古代の中国や朝鮮半島の歌謡との影響関係や共通性については、今後学び知りたいと私は考えています。
●以下、出典からの引用です。 この物語は
同母兄妹の悲恋物語である。(略)
『書記』には、
[太子]容姿(かほ)佳麗(うるは)しくして、見る者自らに感(め)でき。同母妹軽大娘皇女、亦艶妙(かほよ)し。太子、恒(つね)に大娘皇女と合(みあはし)せむと念ぜども、罪有らむことを畏りて、黙(もだ)せり。然るに感(め)でたまふ情(みこころ)、既に盛(さかり)にして、殆(ほとほと)に死(みう)するに至りまさむとす。爰(ここ)に以為(おもほ)さく、「徒に空しく死なむよりは、罪有りと雖も、何(いか)でえ忍ばめや」とおもほす。遂にみそかに通(あ)ひまして、乃(の)ち悒(いきとほる)懐(おもひ)少しく息みぬ。
と記している。
罪を恐れておさえていた恋慕の情が、次第に燃え盛るのをどうすることもできず、どうせ死ぬのなら想いを遂げて死のうと、タブーを破る決意をした経緯が簡潔に述べられている(略)。

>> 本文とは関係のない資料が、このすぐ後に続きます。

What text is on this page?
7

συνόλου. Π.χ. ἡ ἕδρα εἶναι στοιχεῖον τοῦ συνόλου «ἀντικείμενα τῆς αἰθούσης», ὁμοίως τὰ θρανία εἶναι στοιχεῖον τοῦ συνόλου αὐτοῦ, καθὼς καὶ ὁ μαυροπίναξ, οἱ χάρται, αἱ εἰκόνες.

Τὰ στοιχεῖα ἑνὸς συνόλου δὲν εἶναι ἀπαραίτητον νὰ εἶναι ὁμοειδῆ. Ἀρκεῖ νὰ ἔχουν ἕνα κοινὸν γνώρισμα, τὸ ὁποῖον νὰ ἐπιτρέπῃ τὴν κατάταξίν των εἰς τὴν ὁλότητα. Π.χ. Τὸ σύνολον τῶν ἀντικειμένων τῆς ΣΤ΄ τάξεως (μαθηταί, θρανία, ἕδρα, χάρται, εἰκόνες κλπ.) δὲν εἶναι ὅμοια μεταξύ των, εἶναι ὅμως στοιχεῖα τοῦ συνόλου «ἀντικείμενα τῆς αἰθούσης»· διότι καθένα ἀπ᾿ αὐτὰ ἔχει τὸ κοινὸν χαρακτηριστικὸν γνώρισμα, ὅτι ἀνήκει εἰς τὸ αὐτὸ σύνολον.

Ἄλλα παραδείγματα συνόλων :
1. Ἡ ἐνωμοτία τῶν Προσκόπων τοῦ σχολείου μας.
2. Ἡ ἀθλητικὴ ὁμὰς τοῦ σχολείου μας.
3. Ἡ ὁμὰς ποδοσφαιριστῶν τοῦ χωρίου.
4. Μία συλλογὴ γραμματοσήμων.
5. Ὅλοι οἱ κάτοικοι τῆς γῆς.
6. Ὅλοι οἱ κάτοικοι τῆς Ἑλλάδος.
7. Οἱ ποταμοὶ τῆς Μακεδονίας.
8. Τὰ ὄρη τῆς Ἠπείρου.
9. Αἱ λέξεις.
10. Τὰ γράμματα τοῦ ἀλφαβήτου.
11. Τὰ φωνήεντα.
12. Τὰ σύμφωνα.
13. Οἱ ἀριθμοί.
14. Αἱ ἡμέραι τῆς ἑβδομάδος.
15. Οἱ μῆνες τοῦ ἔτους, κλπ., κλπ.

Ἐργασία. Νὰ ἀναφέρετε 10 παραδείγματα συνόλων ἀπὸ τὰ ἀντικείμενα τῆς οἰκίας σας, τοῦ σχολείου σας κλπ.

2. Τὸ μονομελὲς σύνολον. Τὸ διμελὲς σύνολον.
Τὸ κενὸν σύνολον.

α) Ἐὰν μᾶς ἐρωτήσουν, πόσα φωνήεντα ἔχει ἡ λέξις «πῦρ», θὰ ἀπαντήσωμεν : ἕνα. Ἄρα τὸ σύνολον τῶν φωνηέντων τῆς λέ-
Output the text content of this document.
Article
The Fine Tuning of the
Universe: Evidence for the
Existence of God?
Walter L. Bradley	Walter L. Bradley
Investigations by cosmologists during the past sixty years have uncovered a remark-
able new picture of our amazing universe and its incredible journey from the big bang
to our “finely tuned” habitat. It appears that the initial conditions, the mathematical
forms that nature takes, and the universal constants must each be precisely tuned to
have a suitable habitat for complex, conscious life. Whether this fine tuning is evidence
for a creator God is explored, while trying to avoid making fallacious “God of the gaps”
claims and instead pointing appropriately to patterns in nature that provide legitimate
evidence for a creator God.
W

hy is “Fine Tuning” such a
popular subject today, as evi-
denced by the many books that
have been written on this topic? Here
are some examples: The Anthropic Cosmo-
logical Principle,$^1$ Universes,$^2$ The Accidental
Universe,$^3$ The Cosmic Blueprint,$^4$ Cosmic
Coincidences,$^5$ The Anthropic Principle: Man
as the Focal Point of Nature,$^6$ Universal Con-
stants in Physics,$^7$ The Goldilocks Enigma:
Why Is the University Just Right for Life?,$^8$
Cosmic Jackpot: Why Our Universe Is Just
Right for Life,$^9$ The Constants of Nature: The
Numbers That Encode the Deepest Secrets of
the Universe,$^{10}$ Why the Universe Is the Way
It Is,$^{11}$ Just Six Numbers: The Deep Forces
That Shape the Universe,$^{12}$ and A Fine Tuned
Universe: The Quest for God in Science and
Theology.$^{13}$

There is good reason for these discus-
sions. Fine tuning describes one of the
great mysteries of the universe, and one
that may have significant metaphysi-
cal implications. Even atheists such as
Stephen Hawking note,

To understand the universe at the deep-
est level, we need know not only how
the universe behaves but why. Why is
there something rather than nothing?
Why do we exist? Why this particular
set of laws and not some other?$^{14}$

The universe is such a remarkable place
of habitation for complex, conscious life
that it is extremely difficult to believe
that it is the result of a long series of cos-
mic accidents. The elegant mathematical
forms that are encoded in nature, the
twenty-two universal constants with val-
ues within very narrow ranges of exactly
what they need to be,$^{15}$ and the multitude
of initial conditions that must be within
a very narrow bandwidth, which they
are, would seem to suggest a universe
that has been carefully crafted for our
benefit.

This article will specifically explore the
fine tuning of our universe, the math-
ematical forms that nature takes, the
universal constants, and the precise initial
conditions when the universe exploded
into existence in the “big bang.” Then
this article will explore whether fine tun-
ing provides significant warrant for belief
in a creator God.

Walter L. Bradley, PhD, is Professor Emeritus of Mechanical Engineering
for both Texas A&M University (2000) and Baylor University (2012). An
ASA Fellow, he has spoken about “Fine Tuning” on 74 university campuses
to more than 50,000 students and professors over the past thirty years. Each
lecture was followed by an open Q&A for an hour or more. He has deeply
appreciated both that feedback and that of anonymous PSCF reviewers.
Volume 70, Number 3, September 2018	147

軽太子は軽大郎女との禁じられた恋を犯したことによって、宮廷の官人をはじめ天下の人民に背かれ、ついに捕らえられて伊予の湯(道後温泉)に流された。この歌は軽大郎女が太子の後を追うて伊予に行く時の歌であるが、そののち二人は伊予で共に自殺したと
『古事記』には伝えている。
歌の後に記されている「此は志良宜(しらげ)歌なり」「此は夷振(ひなぶり)の上歌(あげうた)なり」の歌謡名の注は、
これらの歌が宮廷の楽府(または雅楽寮)で歌われたことを示すもので、独立歌謡のみならず、
物語歌も、一定の歌い方で歌われたことが知られる。
出典:
「記紀歌謡」土橋寛『鑑賞日本古典文学第4巻 歌謡Ⅰ』(角川書店、1975年)(* 漢字やふりがな等の表記は読みやすいよう変えた箇所があります。)